The ideas below outline potential directions for contributors, organized by impact and effort.
The most promising paths to improve homr lie in the transformer model. Below are the areas where contributions would have the highest impact.
Dataset quality is the single most important factor in transformer performance. The existing datasets are likely adequate in scope, but improvements to ground truth accuracy and staff image quality would yield significant gains.
Focus areas:
- Ground truth verification: Review existing dataset conversions to ensure the extracted symbols accurately represent the source music. Errors in ground truth directly degrade model performance.
- Staff image quality: Ensure that dewarped staff images are clear, properly centered, and representative of real-world conditions. Poor image quality limits what the transformer can learn.
Improving these areas requires careful data analysis and domain knowledge but typically yields the best return on investment.

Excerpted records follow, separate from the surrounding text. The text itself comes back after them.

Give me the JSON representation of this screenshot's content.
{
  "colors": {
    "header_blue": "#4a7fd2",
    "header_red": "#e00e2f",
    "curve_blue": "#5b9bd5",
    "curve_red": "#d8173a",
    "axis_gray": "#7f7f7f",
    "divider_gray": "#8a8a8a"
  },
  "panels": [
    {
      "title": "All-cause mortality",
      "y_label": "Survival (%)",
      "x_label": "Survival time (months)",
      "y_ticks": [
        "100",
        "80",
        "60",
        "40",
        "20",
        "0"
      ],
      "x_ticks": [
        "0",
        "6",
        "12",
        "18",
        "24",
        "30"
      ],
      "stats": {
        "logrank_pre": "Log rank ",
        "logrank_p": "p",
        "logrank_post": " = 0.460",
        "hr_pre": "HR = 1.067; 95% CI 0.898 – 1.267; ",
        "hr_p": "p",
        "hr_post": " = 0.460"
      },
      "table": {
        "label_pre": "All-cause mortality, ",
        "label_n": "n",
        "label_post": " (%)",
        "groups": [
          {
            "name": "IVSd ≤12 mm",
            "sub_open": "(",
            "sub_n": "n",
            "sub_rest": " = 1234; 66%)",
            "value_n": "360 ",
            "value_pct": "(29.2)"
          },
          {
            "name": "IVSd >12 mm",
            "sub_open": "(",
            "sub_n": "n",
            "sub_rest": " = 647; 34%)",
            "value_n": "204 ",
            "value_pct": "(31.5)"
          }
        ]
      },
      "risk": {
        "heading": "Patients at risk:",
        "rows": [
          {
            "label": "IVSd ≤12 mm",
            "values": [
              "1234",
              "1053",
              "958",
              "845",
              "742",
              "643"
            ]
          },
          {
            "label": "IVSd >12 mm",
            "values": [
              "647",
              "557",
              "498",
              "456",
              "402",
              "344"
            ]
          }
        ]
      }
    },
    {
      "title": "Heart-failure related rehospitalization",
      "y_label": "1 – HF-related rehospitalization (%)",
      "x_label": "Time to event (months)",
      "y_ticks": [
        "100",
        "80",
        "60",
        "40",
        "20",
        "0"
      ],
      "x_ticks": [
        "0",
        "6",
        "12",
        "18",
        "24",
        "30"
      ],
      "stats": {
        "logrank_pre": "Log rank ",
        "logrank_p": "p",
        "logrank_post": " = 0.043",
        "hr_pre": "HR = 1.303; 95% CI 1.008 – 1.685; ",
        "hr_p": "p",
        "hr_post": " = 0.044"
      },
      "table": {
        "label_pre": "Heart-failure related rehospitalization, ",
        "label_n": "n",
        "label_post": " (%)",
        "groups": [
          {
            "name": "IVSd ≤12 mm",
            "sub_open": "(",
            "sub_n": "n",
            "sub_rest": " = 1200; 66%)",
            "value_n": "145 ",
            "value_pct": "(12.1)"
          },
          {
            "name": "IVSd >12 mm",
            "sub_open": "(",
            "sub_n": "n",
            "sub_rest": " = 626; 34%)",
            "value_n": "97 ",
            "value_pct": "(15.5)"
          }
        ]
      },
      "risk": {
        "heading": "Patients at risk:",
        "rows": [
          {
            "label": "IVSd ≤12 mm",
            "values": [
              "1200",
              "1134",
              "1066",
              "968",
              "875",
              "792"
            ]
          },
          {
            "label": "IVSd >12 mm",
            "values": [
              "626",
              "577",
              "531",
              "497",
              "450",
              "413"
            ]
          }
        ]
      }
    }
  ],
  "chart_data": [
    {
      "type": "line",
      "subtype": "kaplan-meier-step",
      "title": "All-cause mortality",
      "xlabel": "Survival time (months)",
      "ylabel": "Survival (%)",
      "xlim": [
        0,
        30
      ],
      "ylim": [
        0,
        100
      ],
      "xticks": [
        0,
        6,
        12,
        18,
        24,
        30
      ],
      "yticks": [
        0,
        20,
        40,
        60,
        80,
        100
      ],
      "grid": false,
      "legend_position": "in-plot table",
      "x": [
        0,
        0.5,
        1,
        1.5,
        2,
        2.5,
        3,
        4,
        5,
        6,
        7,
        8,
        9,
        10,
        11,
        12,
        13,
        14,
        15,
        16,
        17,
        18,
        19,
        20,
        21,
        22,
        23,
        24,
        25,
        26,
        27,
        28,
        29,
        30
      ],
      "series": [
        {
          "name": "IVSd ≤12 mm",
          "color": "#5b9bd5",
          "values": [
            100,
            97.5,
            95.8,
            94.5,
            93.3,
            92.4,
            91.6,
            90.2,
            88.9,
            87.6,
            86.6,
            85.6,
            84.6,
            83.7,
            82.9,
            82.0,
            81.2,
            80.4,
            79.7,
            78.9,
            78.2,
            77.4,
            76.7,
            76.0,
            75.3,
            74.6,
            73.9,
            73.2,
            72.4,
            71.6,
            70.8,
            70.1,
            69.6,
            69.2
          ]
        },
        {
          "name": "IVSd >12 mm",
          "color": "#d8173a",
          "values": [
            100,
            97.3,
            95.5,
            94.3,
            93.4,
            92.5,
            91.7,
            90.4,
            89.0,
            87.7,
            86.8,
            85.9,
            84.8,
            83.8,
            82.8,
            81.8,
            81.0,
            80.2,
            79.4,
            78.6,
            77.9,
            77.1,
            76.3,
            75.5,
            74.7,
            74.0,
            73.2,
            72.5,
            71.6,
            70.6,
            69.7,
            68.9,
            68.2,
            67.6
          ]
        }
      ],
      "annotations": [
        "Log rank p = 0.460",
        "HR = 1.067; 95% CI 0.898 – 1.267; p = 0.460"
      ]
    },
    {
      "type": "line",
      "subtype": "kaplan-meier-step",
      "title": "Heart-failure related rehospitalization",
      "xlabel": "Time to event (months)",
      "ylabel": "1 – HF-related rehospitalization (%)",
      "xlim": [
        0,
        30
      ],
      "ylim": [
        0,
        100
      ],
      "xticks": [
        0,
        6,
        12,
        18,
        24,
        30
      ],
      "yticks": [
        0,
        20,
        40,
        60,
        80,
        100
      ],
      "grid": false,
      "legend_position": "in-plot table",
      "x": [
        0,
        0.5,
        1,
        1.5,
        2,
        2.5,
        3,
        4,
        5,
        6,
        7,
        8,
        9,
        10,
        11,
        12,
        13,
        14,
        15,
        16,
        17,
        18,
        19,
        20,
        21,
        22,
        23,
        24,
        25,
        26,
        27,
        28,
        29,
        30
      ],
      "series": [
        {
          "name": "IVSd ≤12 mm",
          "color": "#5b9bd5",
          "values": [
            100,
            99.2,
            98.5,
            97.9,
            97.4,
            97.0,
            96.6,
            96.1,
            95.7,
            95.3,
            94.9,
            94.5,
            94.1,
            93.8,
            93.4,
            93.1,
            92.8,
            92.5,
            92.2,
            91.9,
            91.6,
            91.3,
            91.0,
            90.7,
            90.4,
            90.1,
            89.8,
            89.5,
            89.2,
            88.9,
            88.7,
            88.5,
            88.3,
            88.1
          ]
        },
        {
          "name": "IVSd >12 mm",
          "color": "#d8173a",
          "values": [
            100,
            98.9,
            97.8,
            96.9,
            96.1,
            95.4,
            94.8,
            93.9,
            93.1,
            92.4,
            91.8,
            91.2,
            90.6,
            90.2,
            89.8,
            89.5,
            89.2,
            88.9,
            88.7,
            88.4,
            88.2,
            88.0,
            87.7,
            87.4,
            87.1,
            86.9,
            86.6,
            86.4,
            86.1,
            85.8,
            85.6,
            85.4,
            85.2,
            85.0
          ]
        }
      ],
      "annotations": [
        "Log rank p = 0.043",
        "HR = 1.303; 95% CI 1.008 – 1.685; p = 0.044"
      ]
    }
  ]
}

Once dataset quality is solid, the next opportunity is optimizing how the model trains on that data.
Focus areas:
- Hyperparameter tuning: Experiment with learning rate schedules (warmup strategies, decay schedules), batch sizes, optimizer selection (AdamW variants, LAMB), weight decay, and regularization strength. The current settings may not be optimal.
- Advanced training techniques: Explore gradient accumulation, mixed precision training, learning rate warmup strategies, cosine annealing, and other modern optimization techniques. Consider layer-wise learning rate adaptation and other advanced methods from recent literature.
- Training stability: Investigate training curves to identify instabilities or convergence issues that might be addressed through parameter adjustments or training methodology improvements.
Success here requires patience and systematic experimentation, but no architectural knowledge is needed.
As of February 2026, homr appears to deliver state-of-the-art performance for optical music recognition. Further improvements are viable but will likely require substantial effort and expertise.
Work on the transformer itself should only be pursued by contributors with very strong understanding of transformer architectures and attention mechanisms. The vision transformer at the core of homr (tromr_arch.py) has undergone several experimental modifications—some remain in the codebase, but most were reverted due to performance degradation.
Potential improvements (for experienced contributors only):
- Review current literature for better vision transformer designs
- Experiment with different attention patterns or positional encodings
- Consider hybrid architectures combining CNNs with transformers
- Collaborate with the broader AI research community
For details on past experiments, see Training and the Git history (where failed experiments were preserved via reverts).
The staff detection module (staff_detection.py) has proven robust in real-world scenarios, accurately identifying staffs in most cases. It can also determine how a staff is warped or curved, allowing this information to be used later for dewarping.
Expanding homr's support for additional musical symbols requires building high-quality training data first. Once datasets are improved (see above), adding new symbols becomes tractable.
To add new symbols, you should first understand the TrOMR architecture as described in the paper. The process is roughly as follows:
-
Define symbol encoding
- Extend an existing vocabulary (
vocabulary.py) if the symbol stands alone. The rhythm vocabulary, despite its name, also includes symbols like clefs and keys. - Create a new branch (update
vocabulary.py, plus changes toencoder.pyand other files) if the symbol is combined with others—e.g., accidentals are combined with notes and therefore require their own branch.
- Extend an existing vocabulary (
-
Update datasets
- Modify conversion scripts (e.g.,
convert_lieder.py). - Create new datasets if necessary.
- Remove datasets that can't reliably define the expected output (e.g., we removed datasets lacking reliable accidental information, as they degraded transformer performance).
- Modify conversion scripts (e.g.,
-
Run preliminary training
- Train on a subset of datasets to verify that training converges. Increased complexity may require transformer architecture changes.
-
Update MusicXML generation
- Modify
xml_generator.pyto incorporate new symbols in the output.
- Modify
| Symbol | Status | How to Improve |
|---|---|---|
| Staffs | ✓ | - |
| Clefs | ✓ | - |
| Key Signatures | ✓ | - |
| Time Signatures | ✓ | - |
| Bars | ✓ | - |
| Braces | ✓ | Based on segmentation output; transformer only processes a single staff |
| Notes | ✓, except octave shifts | Encode octave shifts as their own symbol |
| Accidentals | ✓ | - |
| Grace notes | ✓ | - |
| Dotted notes | ✓ | - |
| Tuplets | ✓ | - |
| Rests | ✓, multirests with max 10 measures | Consider alternative encoding to handle larger values without bloating the vocabulary |
| Slurs / Ties | ✗ (detected but ignored) | Quality of detection needs improvement before output can be reliable |
| Articulation, Fermata | ✓ | - |
| Repeats, codas, da capo, volta brackets | ✓ | - |
| Glissando | ✗ | Add glis_start, glis_end to articulation vocabulary |
| Ornaments (trill, turns) | ✓ | - |
The final stage in homr converts transformer output to MusicXML (music_xml_generator.py). This stage offers room for improvement, especially for contributors familiar with MusicXML. For example, the current handling of chords and voices could be optimized.